Elle avait remporté un concours de miss locale. Elle correspondait aux canons de son temps, l’après-guerre, un profil à la Bardot, très jolie, très yéyé. Une poupée qui a construit sa vie entière sur son apparence. Toute petite, j’ai su intuitivement que je ne voulais pas lui ressembler. Quand j’étais enfant, elle passait trois heures dans la salle de bain chaque matin, sortait de la maison, ongles et maquillage impeccables, sublime mais à midi.

Pour moi, c’était incompréhensible. Ma mère prenait soin de moi. Elle s’est occupée de mes leçons de piano, de mes chaussures cirées… Pas du tout de mon cerveau. Elle a délégué mon éducation intellectuelle à mon père. Un architecte lettré, fou d’Aragon et de Breton, qui m’a mis très tôt des livres entre les mains. Mary Poppins1, c’était moi. Ce personnage de femme très apprêtée et libre à la fois a été, je m’en aperçois rétrospectivement, un modèle féministe pour moi. J’ai dû le lire cinquante fois.

Aucun désir de revanche sociale

Les livres ont favorisé l’éveil de mon esprit critique face aux comportements maternels que je trouvais absurdes. Car ma mère était le stéréotype de la femme au foyer. Elle n’avait aucun désir de revanche sociale.

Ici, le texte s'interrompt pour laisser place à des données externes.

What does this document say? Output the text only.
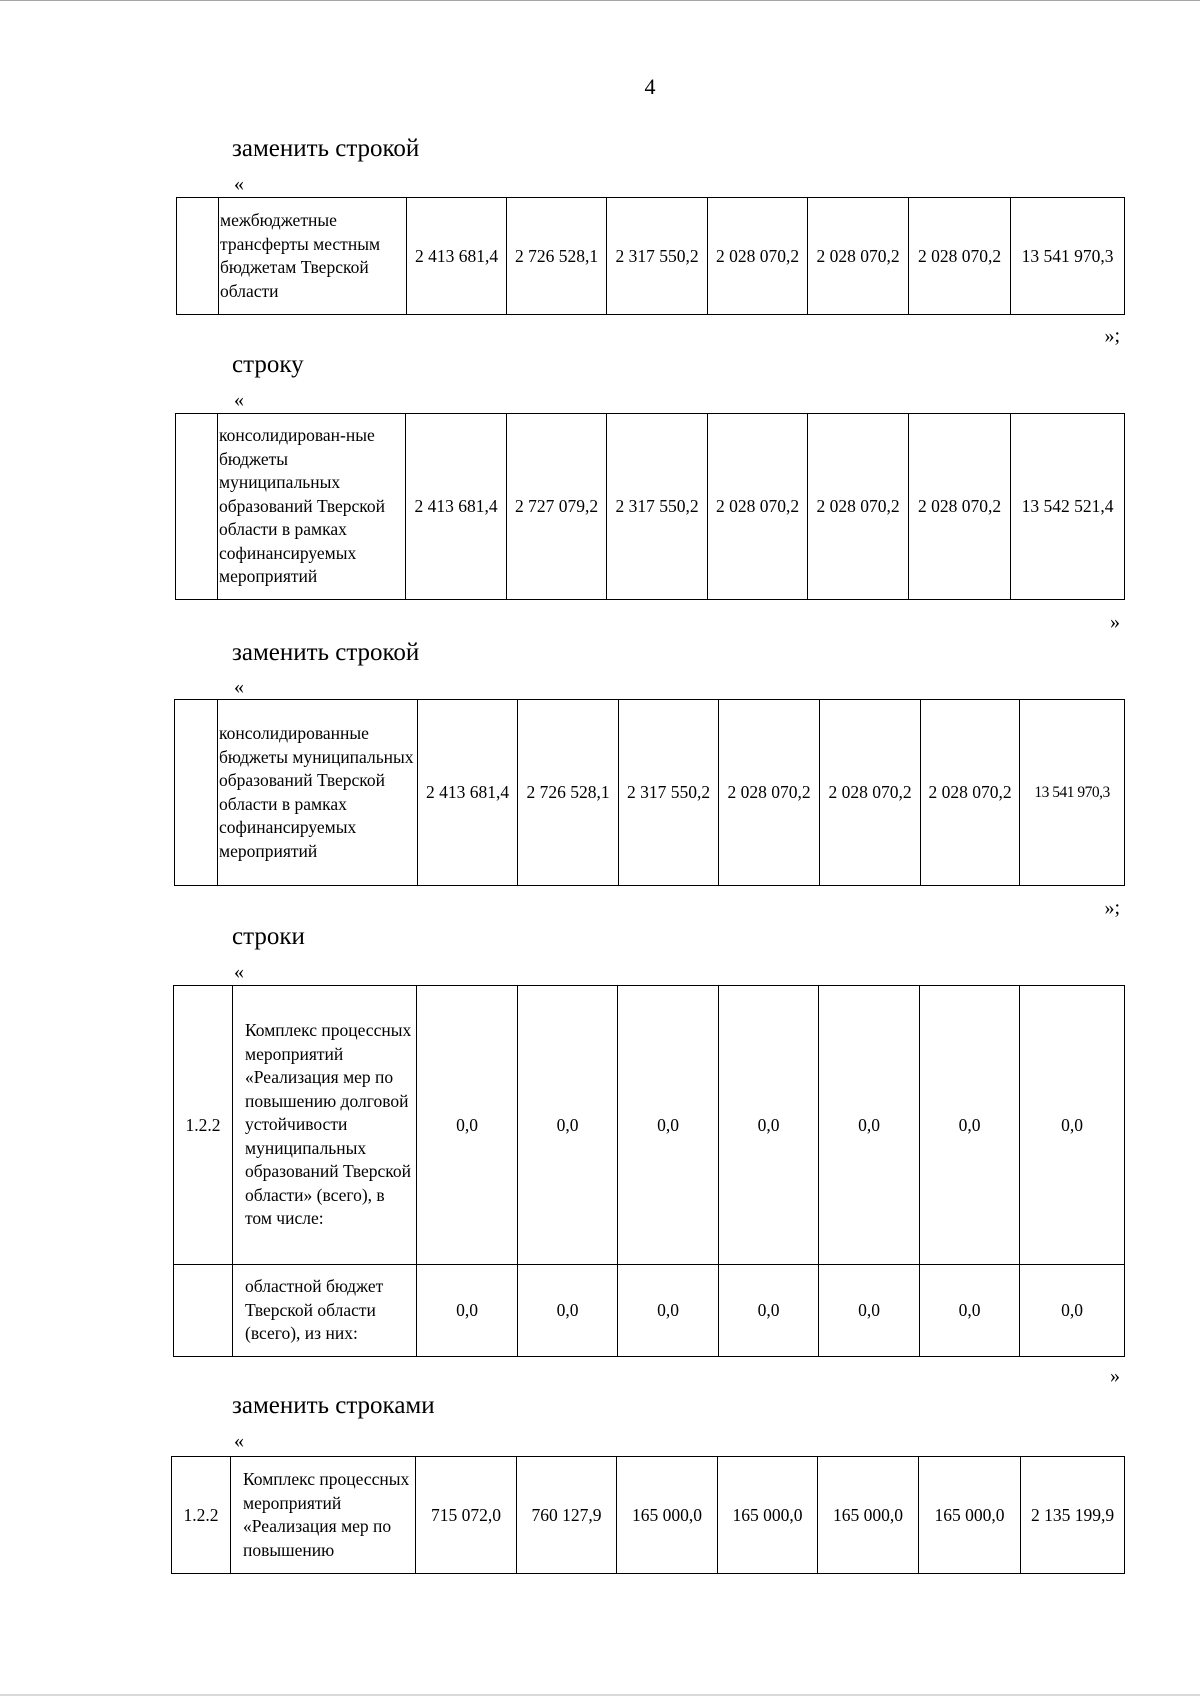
4
заменить строкой
«
	межбюджетные трансферты местным бюджетам Тверской области	2 413 681,4	2 726 528,1	2 317 550,2	2 028 070,2	2 028 070,2	2 028 070,2	13 541 970,3
»;
строку
«
	консолидирован-ные бюджеты муниципальных образований Тверской области в рамках софинансируемых мероприятий	2 413 681,4	2 727 079,2	2 317 550,2	2 028 070,2	2 028 070,2	2 028 070,2	13 542 521,4
»
заменить строкой
«
	консолидированные бюджеты муниципальных образований Тверской области в рамках софинансируемых мероприятий	2 413 681,4	2 726 528,1	2 317 550,2	2 028 070,2	2 028 070,2	2 028 070,2	13 541 970,3
»;
строки
«
1.2.2	Комплекс процессных мероприятий «Реализация мер по повышению долговой устойчивости муниципальных образований Тверской области» (всего), в том числе:	0,0	0,0	0,0	0,0	0,0	0,0	0,0
	областной бюджет Тверской области (всего), из них:	0,0	0,0	0,0	0,0	0,0	0,0	0,0
»
заменить строками
«
1.2.2	Комплекс процессных мероприятий «Реализация мер по повышению	715 072,0	760 127,9	165 000,0	165 000,0	165 000,0	165 000,0	2 135 199,9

En fait, elle a fait profession de sa beauté. Mon père était fidèle, il l’adorait. Elle avait des amants, elle était volage. Se servir de son corps en échange d’un bénéfice matériel, c’est très classique, paradoxal aussi : sa beauté lui a donné une liberté mais elle a été à la solde financière des hommes toute sa vie.